Our instructor also gave us a few options to, perhaps, stir up the pot a little—ideas to pose an even greater challenge. One of them was performance-capture. If you’re unfamiliar with the concept, it involves tracking features of an actor that are shot with multiple cameras. The multiple cameras allow for the tracking software (in this case PFTrack) to triangulate the data between the multiple viewing angles in order to calculate where the points are in 3D space. I’ve been interested in performance-capture (or facial performance-capture) since I saw the DVD extras for “Pirates of the Caribbean: Dead Man’s Chest” where there was a brief breakdown of the Davy Jones character where the digital prosthetics were added to Bill Nighy’s face (“do ya fear death-nya?!”)
I asked my good friend Jose Ortiz to develop a character for my project, because although I claim to do everything, he’s far more talented in the area of concept art than I am. He dubbed the sketch “metalhead” which ended up sticking, as dictated by my project directory for the endeavor. The head was modeled in Maya (with the use of front and side orthogonals that Jose created after I approved the initial sketch) and further sculpted in ZBrush. I rigged the model with splines within Maya using influence curves, which allowed me to plan for the shoot. Knowing where the points were on my model, I then applied markers in the same locations on my actors face.
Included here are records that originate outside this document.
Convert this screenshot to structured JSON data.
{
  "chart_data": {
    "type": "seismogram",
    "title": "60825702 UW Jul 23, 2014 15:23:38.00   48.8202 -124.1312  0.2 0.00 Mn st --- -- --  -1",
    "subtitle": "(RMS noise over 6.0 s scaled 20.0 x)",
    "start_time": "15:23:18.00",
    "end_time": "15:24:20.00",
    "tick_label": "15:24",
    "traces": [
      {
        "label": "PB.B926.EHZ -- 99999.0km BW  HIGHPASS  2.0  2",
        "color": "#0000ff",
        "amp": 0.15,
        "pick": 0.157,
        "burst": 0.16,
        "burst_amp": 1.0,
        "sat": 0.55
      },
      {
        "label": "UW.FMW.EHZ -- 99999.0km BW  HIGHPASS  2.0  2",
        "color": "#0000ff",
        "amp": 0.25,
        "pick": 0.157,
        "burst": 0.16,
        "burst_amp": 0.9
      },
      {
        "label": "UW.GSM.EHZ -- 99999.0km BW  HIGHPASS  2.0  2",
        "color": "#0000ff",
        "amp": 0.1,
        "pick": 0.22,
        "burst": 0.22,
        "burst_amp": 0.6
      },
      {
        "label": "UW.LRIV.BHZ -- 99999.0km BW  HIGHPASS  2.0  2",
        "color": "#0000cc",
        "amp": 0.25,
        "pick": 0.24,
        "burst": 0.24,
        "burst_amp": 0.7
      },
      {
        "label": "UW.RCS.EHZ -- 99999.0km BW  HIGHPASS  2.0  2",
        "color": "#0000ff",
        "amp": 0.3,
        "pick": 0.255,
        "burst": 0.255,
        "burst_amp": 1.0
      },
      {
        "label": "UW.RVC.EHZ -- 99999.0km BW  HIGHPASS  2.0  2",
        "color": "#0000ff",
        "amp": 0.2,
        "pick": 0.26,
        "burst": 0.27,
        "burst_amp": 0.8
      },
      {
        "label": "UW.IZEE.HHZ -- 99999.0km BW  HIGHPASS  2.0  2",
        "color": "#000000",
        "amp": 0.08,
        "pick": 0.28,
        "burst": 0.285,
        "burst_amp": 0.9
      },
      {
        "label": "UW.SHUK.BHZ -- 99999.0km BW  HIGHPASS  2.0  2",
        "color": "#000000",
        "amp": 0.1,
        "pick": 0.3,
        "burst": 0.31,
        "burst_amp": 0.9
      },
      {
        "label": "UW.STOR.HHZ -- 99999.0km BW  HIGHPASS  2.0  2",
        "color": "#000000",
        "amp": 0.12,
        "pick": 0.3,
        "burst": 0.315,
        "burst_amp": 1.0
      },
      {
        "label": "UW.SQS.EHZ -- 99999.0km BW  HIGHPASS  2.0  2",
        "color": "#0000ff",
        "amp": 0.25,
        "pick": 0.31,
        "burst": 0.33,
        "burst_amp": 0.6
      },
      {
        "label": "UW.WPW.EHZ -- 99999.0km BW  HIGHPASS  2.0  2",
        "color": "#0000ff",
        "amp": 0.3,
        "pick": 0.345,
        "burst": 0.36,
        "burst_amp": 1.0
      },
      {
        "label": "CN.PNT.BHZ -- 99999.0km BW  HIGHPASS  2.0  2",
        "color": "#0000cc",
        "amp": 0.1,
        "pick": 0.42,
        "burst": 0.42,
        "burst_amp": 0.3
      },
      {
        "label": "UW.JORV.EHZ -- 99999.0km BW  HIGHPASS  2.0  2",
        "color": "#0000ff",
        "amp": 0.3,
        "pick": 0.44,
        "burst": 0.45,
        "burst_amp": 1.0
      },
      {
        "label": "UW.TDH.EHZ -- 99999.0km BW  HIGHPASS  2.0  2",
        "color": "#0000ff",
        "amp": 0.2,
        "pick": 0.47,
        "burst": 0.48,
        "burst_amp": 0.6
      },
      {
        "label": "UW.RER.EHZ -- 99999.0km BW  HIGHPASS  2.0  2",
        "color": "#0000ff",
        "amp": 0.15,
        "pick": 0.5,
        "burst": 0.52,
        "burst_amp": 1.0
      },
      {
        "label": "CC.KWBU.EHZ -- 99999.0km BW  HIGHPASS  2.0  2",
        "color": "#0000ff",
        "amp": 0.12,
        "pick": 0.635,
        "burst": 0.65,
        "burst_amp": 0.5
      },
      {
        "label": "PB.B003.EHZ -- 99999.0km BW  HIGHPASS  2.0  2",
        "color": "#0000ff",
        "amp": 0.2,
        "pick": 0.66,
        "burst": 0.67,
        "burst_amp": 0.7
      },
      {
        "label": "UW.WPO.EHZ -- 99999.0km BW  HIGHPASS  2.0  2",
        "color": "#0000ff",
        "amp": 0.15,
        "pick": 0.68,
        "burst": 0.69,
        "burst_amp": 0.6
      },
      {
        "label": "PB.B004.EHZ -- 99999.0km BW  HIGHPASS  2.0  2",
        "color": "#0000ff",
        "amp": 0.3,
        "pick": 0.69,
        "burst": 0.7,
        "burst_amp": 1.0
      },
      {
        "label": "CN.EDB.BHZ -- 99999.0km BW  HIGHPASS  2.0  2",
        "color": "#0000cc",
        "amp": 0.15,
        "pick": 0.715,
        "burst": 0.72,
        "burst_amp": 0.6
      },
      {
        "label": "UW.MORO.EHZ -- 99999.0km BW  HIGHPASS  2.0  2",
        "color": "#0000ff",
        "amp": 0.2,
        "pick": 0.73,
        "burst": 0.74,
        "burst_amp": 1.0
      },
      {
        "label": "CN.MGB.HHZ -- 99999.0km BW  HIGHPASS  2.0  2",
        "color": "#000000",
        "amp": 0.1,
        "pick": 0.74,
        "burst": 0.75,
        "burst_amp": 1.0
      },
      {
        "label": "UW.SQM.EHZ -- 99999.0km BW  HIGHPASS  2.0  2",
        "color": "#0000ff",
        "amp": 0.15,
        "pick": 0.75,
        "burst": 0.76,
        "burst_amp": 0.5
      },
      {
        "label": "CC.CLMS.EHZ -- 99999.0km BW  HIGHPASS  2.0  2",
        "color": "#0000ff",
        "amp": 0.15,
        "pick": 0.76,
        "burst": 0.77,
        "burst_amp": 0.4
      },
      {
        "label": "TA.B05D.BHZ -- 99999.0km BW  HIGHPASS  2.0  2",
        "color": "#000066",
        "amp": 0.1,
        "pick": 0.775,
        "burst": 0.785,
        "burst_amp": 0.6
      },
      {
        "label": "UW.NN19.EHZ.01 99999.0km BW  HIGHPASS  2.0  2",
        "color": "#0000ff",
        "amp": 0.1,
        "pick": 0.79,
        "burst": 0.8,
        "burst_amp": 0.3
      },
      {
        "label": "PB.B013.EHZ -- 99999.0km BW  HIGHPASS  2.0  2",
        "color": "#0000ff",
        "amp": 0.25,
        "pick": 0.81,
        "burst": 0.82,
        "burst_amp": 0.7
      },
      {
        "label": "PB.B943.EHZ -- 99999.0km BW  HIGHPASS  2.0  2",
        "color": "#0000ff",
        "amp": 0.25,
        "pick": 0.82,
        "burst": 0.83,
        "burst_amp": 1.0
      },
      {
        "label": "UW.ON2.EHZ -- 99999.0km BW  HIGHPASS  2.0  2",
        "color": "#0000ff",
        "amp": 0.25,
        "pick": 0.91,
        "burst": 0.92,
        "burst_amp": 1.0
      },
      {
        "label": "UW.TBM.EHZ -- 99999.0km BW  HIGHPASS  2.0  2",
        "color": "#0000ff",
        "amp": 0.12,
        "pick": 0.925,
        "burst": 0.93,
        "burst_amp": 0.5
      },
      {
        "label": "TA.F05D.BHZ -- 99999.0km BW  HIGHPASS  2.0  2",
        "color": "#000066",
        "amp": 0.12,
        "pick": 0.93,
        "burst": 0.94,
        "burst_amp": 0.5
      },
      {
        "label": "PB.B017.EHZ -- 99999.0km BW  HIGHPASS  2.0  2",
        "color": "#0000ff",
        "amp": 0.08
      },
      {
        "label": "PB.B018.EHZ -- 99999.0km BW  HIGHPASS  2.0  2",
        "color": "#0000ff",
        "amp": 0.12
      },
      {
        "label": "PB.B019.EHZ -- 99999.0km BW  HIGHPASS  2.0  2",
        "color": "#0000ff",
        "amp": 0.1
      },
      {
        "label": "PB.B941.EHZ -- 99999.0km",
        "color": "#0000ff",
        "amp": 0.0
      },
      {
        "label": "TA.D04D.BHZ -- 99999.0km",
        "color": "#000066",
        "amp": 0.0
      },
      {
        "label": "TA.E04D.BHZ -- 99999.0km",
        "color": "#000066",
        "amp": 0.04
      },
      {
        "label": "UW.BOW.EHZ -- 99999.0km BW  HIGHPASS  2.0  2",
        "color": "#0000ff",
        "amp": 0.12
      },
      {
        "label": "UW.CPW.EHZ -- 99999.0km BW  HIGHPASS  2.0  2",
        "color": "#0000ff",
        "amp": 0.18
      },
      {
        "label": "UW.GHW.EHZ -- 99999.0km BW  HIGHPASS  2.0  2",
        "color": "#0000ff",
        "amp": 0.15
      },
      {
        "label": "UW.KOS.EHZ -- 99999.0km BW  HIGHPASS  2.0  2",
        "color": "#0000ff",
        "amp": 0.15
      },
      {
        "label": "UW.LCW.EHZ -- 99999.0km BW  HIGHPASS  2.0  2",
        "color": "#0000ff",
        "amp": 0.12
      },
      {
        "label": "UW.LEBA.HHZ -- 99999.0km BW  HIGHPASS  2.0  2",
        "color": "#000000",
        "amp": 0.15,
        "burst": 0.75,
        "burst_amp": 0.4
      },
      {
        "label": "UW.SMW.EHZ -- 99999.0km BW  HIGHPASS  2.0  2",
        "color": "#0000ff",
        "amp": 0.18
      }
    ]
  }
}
I decided that my friend Sean, who’s already-effervescent personality becomes even more lively on camera, would be the perfect fit for the character. My friend Charlie helped out on the shoot as well, and also documented various aspects with my phone’s camera. We shot with three cameras, and then I spent nearly an entire weekend tracking the three sets of footage, partly automated, partly manual “frame-to-frame.”
I had some trouble applying the animation to my model early on in the post-tracking stage of things. Many facial performance-capture endeavors involve head-mounted cameras to zero out head movement, and then re-apply it later. This was not the case for me, and so my tracking data had the head-movement baked into it as well. What saved me in “capturing” this head movement was the 2 points I drew on Sean’s face at the last minute as a “just in case” factor—one on his chin and one on his forehead. I created a cylinder, parent-constrained it to the forehead point and then aim-constrained it to the chin point which then gave me the XYZ rotation and translation data. I was then able to apply this to the head itself so that the tracking data alone didn’t rip the skin out of place as the animation progressed through time.
This was a great learning experience for me as a digital artist. I had a pretty good plan of attack from the get-go, and from the rather-minor problems I ran into throughout the course of the project, I feel well-equipped should I ever attempt another performance capture in the future (which I certainly hope to do)!